Hygrophoropsis rufa is a species of fungus in the family Hygrophoropsidaceae. It is found in Europe, where it grows on woodchips or near conifer stumps.

==Taxonomy==
Originally described by Derek Reid in 1972 as a variety of Hygrophoropsis aurantiaca, it was raised to distinct species status in 2008. Molecular analysis of DNA sequences confirms its genetic uniqueness, and its status as sister species to H. aurantiaca.

==Description==
The fruit body has an orange- to dark brown cap, which is up to 10 cm (4 in) across. The stipe, flesh and decurrent gills are all orange. The gills are forked. Hygrophoropsis rufa can have a penetrating ozone-like smell, reportedly reminiscent of an orchid species Oncidium ornithorhynchum or a photocopier.

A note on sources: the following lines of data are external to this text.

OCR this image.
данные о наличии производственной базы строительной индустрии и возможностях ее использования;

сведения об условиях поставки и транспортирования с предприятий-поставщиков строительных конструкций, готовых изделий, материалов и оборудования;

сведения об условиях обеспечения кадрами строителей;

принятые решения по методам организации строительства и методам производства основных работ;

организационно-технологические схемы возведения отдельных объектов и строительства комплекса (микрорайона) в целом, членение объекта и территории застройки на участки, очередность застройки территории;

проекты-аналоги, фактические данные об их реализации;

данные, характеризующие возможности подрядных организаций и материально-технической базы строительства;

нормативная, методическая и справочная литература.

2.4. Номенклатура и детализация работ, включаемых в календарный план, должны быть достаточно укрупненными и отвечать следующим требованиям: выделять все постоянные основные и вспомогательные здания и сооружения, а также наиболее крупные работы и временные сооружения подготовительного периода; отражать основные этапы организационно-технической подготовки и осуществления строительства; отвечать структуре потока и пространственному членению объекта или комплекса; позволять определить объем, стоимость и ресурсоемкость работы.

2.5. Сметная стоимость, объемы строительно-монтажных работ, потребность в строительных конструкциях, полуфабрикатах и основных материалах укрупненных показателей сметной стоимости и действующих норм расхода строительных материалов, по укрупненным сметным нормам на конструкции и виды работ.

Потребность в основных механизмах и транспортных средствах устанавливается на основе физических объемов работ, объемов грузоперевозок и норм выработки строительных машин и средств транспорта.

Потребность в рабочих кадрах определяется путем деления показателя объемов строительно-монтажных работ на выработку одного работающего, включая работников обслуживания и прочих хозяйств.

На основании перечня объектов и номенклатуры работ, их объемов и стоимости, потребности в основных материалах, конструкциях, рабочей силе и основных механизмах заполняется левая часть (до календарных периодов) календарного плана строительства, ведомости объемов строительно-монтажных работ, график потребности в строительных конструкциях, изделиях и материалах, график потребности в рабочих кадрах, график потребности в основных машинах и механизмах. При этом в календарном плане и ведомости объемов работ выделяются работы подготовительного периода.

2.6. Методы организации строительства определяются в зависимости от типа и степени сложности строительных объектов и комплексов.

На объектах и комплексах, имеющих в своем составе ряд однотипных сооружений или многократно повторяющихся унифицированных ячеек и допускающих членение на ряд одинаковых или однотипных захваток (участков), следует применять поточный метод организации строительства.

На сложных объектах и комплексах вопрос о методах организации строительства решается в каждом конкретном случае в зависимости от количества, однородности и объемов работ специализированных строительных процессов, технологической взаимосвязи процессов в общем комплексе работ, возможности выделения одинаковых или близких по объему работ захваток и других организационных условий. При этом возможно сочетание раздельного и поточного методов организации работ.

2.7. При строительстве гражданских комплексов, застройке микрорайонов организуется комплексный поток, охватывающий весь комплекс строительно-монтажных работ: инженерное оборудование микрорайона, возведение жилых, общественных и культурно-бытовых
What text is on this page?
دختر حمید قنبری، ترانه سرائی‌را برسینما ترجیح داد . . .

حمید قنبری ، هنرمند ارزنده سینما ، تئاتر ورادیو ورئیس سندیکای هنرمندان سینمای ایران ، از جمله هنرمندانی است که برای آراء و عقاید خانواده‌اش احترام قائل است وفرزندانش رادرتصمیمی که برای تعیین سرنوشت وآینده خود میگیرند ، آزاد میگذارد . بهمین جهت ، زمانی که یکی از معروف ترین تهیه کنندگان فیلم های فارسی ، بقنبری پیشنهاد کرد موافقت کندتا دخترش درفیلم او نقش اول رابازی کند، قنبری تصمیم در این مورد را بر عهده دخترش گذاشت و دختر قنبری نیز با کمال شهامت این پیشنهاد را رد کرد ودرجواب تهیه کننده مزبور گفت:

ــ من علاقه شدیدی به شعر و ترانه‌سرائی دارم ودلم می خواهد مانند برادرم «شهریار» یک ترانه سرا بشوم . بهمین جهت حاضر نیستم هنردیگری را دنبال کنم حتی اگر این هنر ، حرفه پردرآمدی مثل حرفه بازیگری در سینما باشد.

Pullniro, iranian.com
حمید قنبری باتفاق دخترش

Spores of H. rufa are thick-walled and have an ellipsoid shape, and measure 5.6–6.4 by 3.6–4.4 micrometres (μm). They have a strongly dextrinoid staining reaction with Melzer's reagent (resulting in a reddish-brown colour), although not all spores will react. Microscopically, the cells of the cap cuticle are arranged in the form of a trichoderm, where the outermost hyphae emerge roughly parallel, like hairs, perpendicular to the cap surface. These hyphae are of three types: broad, thick-walled and hyaline (translucent); filiform (threadlike); or with granular golden-brown contents. In contrast, the cap cuticle of H. aurantiaca is arranged as a uniformly tangled cutis (with hyphae parallel to the pileus surface).

==Habitat and distribution==
A rare species, H. rufa has been recorded in the United Kingdom, Austria, Germany, and Denmark, although unconfirmed internet photos suggest a wider range that includes France and Slovakia. A saprophytic fungus, it fruits on woodchips or near conifer stumps.